As annual Lunar New Year celebrations are set to begin on February 1st, it would seem that the weeks-long celebration and expected factory slowdowns would be cheered around the industry because it is the perfect time to clear all of the backlogs in the U.S.
However, many experts are only viewing this reprieve as the calm before a perfect storm. There are many reasons why industry leaders believe the post-Lunar New Year landscape is set to be very difficult. While factory shutdowns around this time of year are expected, many in the industry believe that massive amounts of travel could lead to more Covid-related pauses and slowdowns.

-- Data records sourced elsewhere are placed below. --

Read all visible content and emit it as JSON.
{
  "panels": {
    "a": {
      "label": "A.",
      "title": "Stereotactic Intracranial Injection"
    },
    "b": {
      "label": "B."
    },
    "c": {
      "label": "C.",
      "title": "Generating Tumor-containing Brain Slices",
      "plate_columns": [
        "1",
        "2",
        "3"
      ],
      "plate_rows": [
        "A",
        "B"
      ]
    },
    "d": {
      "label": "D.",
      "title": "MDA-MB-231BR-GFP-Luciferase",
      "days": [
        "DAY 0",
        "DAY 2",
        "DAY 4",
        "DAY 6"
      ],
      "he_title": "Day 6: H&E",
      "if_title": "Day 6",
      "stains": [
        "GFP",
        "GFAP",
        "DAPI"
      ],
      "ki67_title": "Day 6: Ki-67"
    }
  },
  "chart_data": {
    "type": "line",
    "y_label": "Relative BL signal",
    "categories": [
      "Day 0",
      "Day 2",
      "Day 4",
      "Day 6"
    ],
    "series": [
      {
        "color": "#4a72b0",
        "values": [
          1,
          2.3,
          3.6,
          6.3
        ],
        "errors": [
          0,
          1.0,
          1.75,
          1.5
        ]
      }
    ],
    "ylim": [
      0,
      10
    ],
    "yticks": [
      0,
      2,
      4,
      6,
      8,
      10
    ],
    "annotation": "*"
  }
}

“What many people in the industry fear is a scenario similar to the beginning of the pandemic, where factory shutdowns were extended and then manufacturing operations are ramped-up to make up for lost time and meet consumer demand,” said Peter Hsieh, Regional Vice President of Sales and Marketing. “This likely scenario will create more backlogs at U.S. ports and make delays even longer than those currently being experienced – especially at West coast ports.”
ILWU contract negotiations looming in late spring are compounding experts’ fear. This year, negotiations could become contentious, shut down operations, and dramatically add to the long line of vessels waiting to berth and unload goods. While it may seem that potential labor issues will only affect West coast ports, importers must realize that a potential work stoppage may be supported by sympathetic East coast port workers and other groups of longshoremen around the country.

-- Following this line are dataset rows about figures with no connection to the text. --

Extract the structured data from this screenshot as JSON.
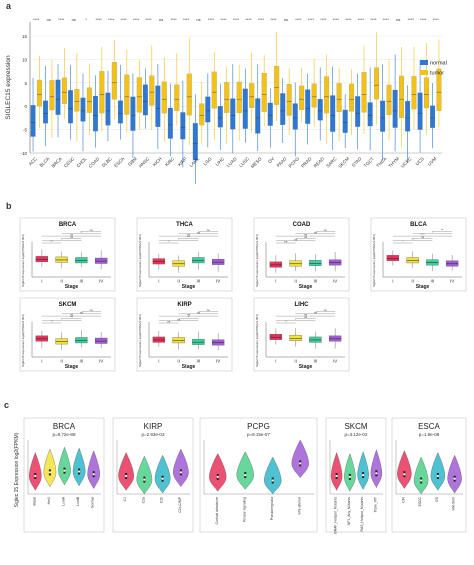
{
  "panels": {
    "a": {
      "label": "a",
      "chart_data": {
        "type": "boxplot",
        "ylabel": "SIGLEC15 expression",
        "ylim": [
          -10,
          18
        ],
        "yticks": [
          -10,
          -5,
          0,
          5,
          10,
          15
        ],
        "legend": {
          "placement": "right",
          "entries": [
            "normal",
            "tumor"
          ]
        },
        "colors": {
          "normal": "#2e78d2",
          "tumor": "#f2c21b"
        },
        "categories": [
          "ACC",
          "BLCA",
          "BRCA",
          "CESC",
          "CHOL",
          "COAD",
          "DLBC",
          "ESCA",
          "GBM",
          "HNSC",
          "KICH",
          "KIRC",
          "KIRP",
          "LAML",
          "LGG",
          "LIHC",
          "LUAD",
          "LUSC",
          "MESO",
          "OV",
          "PAAD",
          "PCPG",
          "PRAD",
          "READ",
          "SARC",
          "SKCM",
          "STAD",
          "TGCT",
          "THCA",
          "THYM",
          "UCEC",
          "UCS",
          "UVM"
        ],
        "significance": [
          "****",
          "ns",
          "****",
          "ns",
          "*",
          "****",
          "****",
          "****",
          "****",
          "****",
          "ns",
          "****",
          "****",
          "ns",
          "****",
          "****",
          "****",
          "****",
          "****",
          "****",
          "ns",
          "****",
          "****",
          "****",
          "****",
          "****",
          "****",
          "****",
          "****",
          "ns",
          "****",
          "****",
          "****"
        ],
        "series": [
          {
            "name": "normal",
            "medians": [
              -3.5,
              -1.5,
              1.5,
              -0.5,
              -1.0,
              -2.0,
              -1.0,
              -1.5,
              -2.0,
              1.0,
              -0.5,
              -4.0,
              -4.5,
              -8.0,
              -1.0,
              -2.5,
              -2.0,
              -1.0,
              -2.5,
              -2.0,
              -1.0,
              -2.5,
              -0.5,
              -1.0,
              -2.0,
              -3.5,
              -1.5,
              -2.0,
              -2.5,
              -1.0,
              -2.5,
              -1.5,
              -2.5
            ]
          },
          {
            "name": "tumor",
            "medians": [
              2.5,
              2.0,
              3.0,
              1.0,
              1.0,
              2.5,
              5.0,
              2.0,
              2.0,
              3.0,
              1.5,
              1.5,
              2.0,
              -2.0,
              3.0,
              1.5,
              1.5,
              2.0,
              2.5,
              4.0,
              1.0,
              1.5,
              2.0,
              2.0,
              1.5,
              1.5,
              2.5,
              4.5,
              1.0,
              1.5,
              2.5,
              2.5,
              3.0
            ]
          }
        ]
      }
    },
    "b": {
      "label": "b",
      "ylabel": "Siglec15 expression log2(FPKM+0.001)",
      "xlabel": "Stage",
      "stages": [
        "I",
        "II",
        "III",
        "IV"
      ],
      "stage_colors": [
        "#e8325b",
        "#f2e23a",
        "#3bcf9c",
        "#a05cd6"
      ],
      "chart_data": [
        {
          "type": "boxplot",
          "title": "BRCA",
          "medians": [
            -2.8,
            -2.9,
            -3.0,
            -3.1
          ],
          "annotations": [
            "***",
            "*",
            "ns",
            "ns",
            "**",
            "ns"
          ]
        },
        {
          "type": "boxplot",
          "title": "THCA",
          "medians": [
            -3.2,
            -3.6,
            -3.0,
            -3.3
          ],
          "annotations": [
            "**",
            "*",
            "***",
            "ns",
            "ns",
            "ns"
          ]
        },
        {
          "type": "boxplot",
          "title": "COAD",
          "medians": [
            -3.8,
            -3.6,
            -3.5,
            -3.4
          ],
          "annotations": [
            "ns",
            "ns",
            "ns",
            "ns",
            "ns",
            "ns"
          ]
        },
        {
          "type": "boxplot",
          "title": "BLCA",
          "medians": [
            -2.6,
            -3.0,
            -3.4,
            -3.6
          ],
          "annotations": [
            "*",
            "**",
            "ns",
            "****",
            "*",
            "**"
          ]
        },
        {
          "type": "boxplot",
          "title": "SKCM",
          "medians": [
            -2.7,
            -3.2,
            -3.0,
            -3.1
          ],
          "annotations": [
            "**",
            "*",
            "***",
            "ns",
            "ns",
            "ns"
          ]
        },
        {
          "type": "boxplot",
          "title": "KIRP",
          "medians": [
            -2.9,
            -3.0,
            -3.3,
            -3.4
          ],
          "annotations": [
            "ns",
            "ns",
            "*",
            "ns",
            "ns",
            "ns"
          ]
        },
        {
          "type": "boxplot",
          "title": "LIHC",
          "medians": [
            -2.4,
            -2.6,
            -2.9,
            -2.7
          ],
          "annotations": [
            "**",
            "*",
            "ns",
            "ns",
            "ns",
            "ns"
          ]
        }
      ]
    },
    "c": {
      "label": "c",
      "ylabel": "Siglec 15 Expression log2(FPKM)",
      "chart_data": [
        {
          "type": "violin",
          "title": "BRCA",
          "pvalue": "p=8.72e-88",
          "categories": [
            "Basal",
            "Her2",
            "LumA",
            "LumB",
            "Normal"
          ],
          "colors": [
            "#e8325b",
            "#f2e23a",
            "#4dd08a",
            "#2fb7c9",
            "#a05cd6"
          ],
          "medians": [
            -1.0,
            -0.6,
            -0.4,
            -0.5,
            -0.8
          ]
        },
        {
          "type": "violin",
          "title": "KIRP",
          "pvalue": "p=2.93e-03",
          "categories": [
            "C1",
            "C2a",
            "C2b",
            "C2c-CIMP"
          ],
          "colors": [
            "#e8325b",
            "#4dd08a",
            "#2fb7c9",
            "#a05cd6"
          ],
          "medians": [
            -1.0,
            -1.4,
            -1.3,
            -0.6
          ]
        },
        {
          "type": "violin",
          "title": "PCPG",
          "pvalue": "p=8.15e-07",
          "categories": [
            "Cortical admixture",
            "Kinase signaling",
            "Pseudohypoxia",
            "Wnt-altered"
          ],
          "colors": [
            "#e8325b",
            "#4dd08a",
            "#2fb7c9",
            "#a05cd6"
          ],
          "medians": [
            -1.1,
            -0.9,
            -1.5,
            0.4
          ]
        },
        {
          "type": "violin",
          "title": "SKCM",
          "pvalue": "p=3.12e-02",
          "categories": [
            "BRAF_Hotspot_Mutants",
            "NF1_Any_Mutants",
            "RAS_Hotspot_Mutants",
            "Triple_WT"
          ],
          "colors": [
            "#e8325b",
            "#4dd08a",
            "#2fb7c9",
            "#a05cd6"
          ],
          "medians": [
            -1.0,
            -1.1,
            -0.9,
            -0.7
          ]
        },
        {
          "type": "violin",
          "title": "ESCA",
          "pvalue": "p=1.8e-08",
          "categories": [
            "CIN",
            "ESCC",
            "GS",
            "HM-SNV"
          ],
          "colors": [
            "#e8325b",
            "#4dd08a",
            "#2fb7c9",
            "#a05cd6"
          ],
          "medians": [
            -0.8,
            -1.5,
            -1.0,
            -1.3
          ]
        }
      ]
    }
  }
}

This means ports on the West coast that handle nearly two-thirds of all imports into the U.S. could be, at best, slowing down operations and making the import of goods into the U.S. extremely difficult. While there are other ports in the U.S. that may not have the same bottlenecks, shippers need to remember that they also do not have the capacity to handle the same amount of volume as L.A. – Long Beach and competition for space of these vessels will be fierce further stressing the East and Gulf coast supply chains.
“The ILWU is in a very strong position and right now they do not seem to be budging on any of their demands,” said Frank Costa, Vice President of Sales for OEC Group’s Northeast Region. “As a result of their current standing and the fact that no known conversations are taking place, it is possible that these complex negotiations will be drawn out, meaning that operations at L.A.-Long Beach could be severely interrupted for the foreseeable future. Therefore, it is critical for all importers to begin working with an experienced logistics expert and plan their year before it is too late.”